His dad tried to get him to at least explore other options, but Chris wouldn’t hear of it.

“I said, ‘Let’s go see other places,’ he said, ‘I don’t want to see any other place,’” Ray said. “I said let’s wait a couple days, he kept saying the same thing for 48 hours. And I said, ‘If that’s where you want to go, that’s where you’re going.’”

It’s a lot different than when Ray Bourque was a kid growing up in Quebec. The thought of playing in college was not realistic and he played in the Quebec Major Junior League.

“It’s two great options. These kids want to be hockey players, and there’s not one route that I would say is better than the other,” Ray Bourque said. “That’s a personal decision. And if you’re a Canadian-born player, probably your chances are you’re going to play major junior. If you’re born in the U.S. and you’re exposed to that whole scene, and grew up that way, you’re going to play college more than likely.

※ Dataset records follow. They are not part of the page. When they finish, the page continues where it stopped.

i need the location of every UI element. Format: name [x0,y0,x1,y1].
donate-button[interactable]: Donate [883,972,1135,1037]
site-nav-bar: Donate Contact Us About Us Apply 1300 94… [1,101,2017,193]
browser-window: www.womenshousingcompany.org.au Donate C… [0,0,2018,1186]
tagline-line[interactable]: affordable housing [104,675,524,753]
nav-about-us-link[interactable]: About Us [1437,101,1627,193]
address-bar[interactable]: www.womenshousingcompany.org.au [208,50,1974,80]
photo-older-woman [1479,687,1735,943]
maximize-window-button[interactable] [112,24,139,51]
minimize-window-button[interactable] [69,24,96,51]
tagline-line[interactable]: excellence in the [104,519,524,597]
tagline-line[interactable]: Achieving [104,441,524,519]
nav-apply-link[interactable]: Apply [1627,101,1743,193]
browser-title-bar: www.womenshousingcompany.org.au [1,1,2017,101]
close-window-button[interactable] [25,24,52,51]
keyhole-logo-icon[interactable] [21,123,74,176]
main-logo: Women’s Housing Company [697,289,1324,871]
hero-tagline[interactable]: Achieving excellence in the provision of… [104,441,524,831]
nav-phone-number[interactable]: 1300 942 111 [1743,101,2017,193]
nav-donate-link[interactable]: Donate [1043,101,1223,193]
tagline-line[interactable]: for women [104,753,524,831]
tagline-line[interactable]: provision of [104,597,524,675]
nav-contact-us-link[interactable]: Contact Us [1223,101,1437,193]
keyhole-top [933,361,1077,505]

“The college route for me, as far as putting both things together, you can’t go wrong. I’ve seen a lot of great players who came out with a degree. If you can have that in your hand when you go to play hockey — you know, hockey doesn’t last forever.

Despite Chris’ admiration for Martin St. Louis, his father gets plenty of his praise as well. Ray Bourque, in fact, coached Chris at Cushing Academy, and, of course, in a sense, has been coaching him his all life.

“I was really lucky to be who I am and to be around the rinks all day long, to meet all these superstars that I have,” said Chris Bourque. “I think that’s helped me a lot. Watching them, you’re going to get good.

“I remember skating at the [Boston] Garden. That was an awesome place. We used to go on before [the Bruins] came out and I would jump back on after they finished practice, so I was on the ice all the time. Those were fun memories.

“It’s kind of awesome [to be Ray Bourque's son]. I’ve been around the rinks all my life. I’ve seen NHL players skate and watched their games. I’ve seen how they get ready and play the game. It showed me what it takes to become an NHL player and I think I’ve learned a lot from that.”